A informação foi confirmada ao   pelo advogado do vereador, Rodrigo Geraldo Ribeiro de Araújo. O jurista disse ainda que o processo está em segredo de Justiça e não pode passar mais informações sobre o caso. 

Pablo foi preso na sexta-feira (20) e passou por audiência de custódia   e  teve a prisão preventiva mantida. O parlamentar já havia sido afastado do cargo, conforme decisão da Câmara dos Vereadores. 

Ainda na sexta, a defesa de Pablo informou que havia solicitado a revogação da prisão preventiva, mas o magistrado havia declarado não ter tempo hábil para a análise da tese, de modo que a apresentação de um pedido, de forma escrita, que seria analisada no tempo adequado.

Operação Gota D’Água

123 mandados judiciais, expedidos pelo Juízo do Núcleo de Inquéritos Policiais de Cuiabá (Nipo), entre prisões preventivas, busca e apreensão, suspensão de função pública, sequestro de bens e bloqueio de valores e medidas cautelares diversas.

Conforme a Polícia Civil, a principal medida é a determinação de intervenção imediata do município de Várzea Grande na diretoria comercial do DAE, com o objetivo de restabelecer a prestação regular e efetiva do serviço público de abastecimento de água e esgoto, que foi cooptado pelo grupo criminoso.

Entre as ordens judiciais estão 25 mandados de busca e apreensão domiciliar e pessoal em endereços vinculados a 22 pessoas investigadas.

Foram decretadas 11 prisões preventivas e 18 ordens de suspensão do exercício da função pública.
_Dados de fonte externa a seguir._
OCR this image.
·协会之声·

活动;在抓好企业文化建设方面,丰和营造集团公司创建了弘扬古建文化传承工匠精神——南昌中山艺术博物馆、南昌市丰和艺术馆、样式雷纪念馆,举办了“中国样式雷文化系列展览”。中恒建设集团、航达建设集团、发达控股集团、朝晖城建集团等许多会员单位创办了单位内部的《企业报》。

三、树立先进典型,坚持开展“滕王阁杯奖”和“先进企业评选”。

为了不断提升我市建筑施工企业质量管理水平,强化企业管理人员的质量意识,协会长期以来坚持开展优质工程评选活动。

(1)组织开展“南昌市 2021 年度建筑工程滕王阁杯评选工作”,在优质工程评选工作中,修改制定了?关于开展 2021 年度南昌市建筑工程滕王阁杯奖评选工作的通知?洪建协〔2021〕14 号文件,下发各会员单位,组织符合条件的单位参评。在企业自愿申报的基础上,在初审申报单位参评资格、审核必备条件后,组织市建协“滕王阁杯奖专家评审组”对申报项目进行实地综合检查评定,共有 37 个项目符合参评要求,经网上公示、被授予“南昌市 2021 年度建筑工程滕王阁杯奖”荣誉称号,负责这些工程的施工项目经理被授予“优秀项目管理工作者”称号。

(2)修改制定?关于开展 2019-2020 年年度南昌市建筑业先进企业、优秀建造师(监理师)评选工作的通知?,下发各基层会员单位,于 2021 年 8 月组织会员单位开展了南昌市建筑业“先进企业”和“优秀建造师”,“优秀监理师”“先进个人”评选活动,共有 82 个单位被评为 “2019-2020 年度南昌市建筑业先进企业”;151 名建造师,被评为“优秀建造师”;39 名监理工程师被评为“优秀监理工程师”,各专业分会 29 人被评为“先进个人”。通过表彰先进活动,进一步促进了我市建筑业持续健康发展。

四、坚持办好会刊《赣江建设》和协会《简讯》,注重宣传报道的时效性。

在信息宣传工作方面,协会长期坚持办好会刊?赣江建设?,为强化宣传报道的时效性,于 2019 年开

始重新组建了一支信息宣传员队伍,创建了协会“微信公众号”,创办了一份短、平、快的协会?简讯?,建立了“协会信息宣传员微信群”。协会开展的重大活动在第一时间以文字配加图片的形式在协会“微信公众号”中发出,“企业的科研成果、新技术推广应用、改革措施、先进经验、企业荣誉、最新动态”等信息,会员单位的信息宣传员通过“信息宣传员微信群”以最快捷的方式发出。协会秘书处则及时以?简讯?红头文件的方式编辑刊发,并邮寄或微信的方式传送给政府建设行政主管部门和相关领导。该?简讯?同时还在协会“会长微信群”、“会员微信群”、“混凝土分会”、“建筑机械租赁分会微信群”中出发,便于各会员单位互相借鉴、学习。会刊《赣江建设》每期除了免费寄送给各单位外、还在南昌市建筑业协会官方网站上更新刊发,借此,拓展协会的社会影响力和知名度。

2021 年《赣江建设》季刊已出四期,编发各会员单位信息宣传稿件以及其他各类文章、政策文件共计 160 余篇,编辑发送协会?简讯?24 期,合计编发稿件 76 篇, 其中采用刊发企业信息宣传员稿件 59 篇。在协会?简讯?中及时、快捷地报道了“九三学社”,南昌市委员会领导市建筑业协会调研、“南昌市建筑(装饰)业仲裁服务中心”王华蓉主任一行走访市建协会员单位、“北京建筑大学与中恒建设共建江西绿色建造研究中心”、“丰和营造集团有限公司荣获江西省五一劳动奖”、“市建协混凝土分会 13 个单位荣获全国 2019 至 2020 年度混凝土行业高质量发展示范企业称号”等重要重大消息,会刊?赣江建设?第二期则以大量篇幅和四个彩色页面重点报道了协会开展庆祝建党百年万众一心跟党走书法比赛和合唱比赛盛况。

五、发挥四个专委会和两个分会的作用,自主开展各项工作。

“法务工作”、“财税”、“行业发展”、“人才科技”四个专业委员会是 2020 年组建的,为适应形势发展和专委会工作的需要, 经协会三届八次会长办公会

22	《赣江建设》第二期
Estão sendo afastados das funções 15 servidores da Diretoria Comercial do DAE-VG; um servidor da Câmara de Vereadores do município; um funcionário de uma empresa terceirizada que presta serviços na Diretoria Comercial do DAE.

Também foram determinadas cinco medidas cautelares diversas contra 11 investigados (dentre os quais, sete são servidores da Diretoria Comercial do DAE e um é ex-servidor do mesmo setor). As principais são: proibição de manterem contato entre si e com os demais investigados; acessar os prédios e dependências do DAE e de manterem contato e se aproximarem das testemunhas.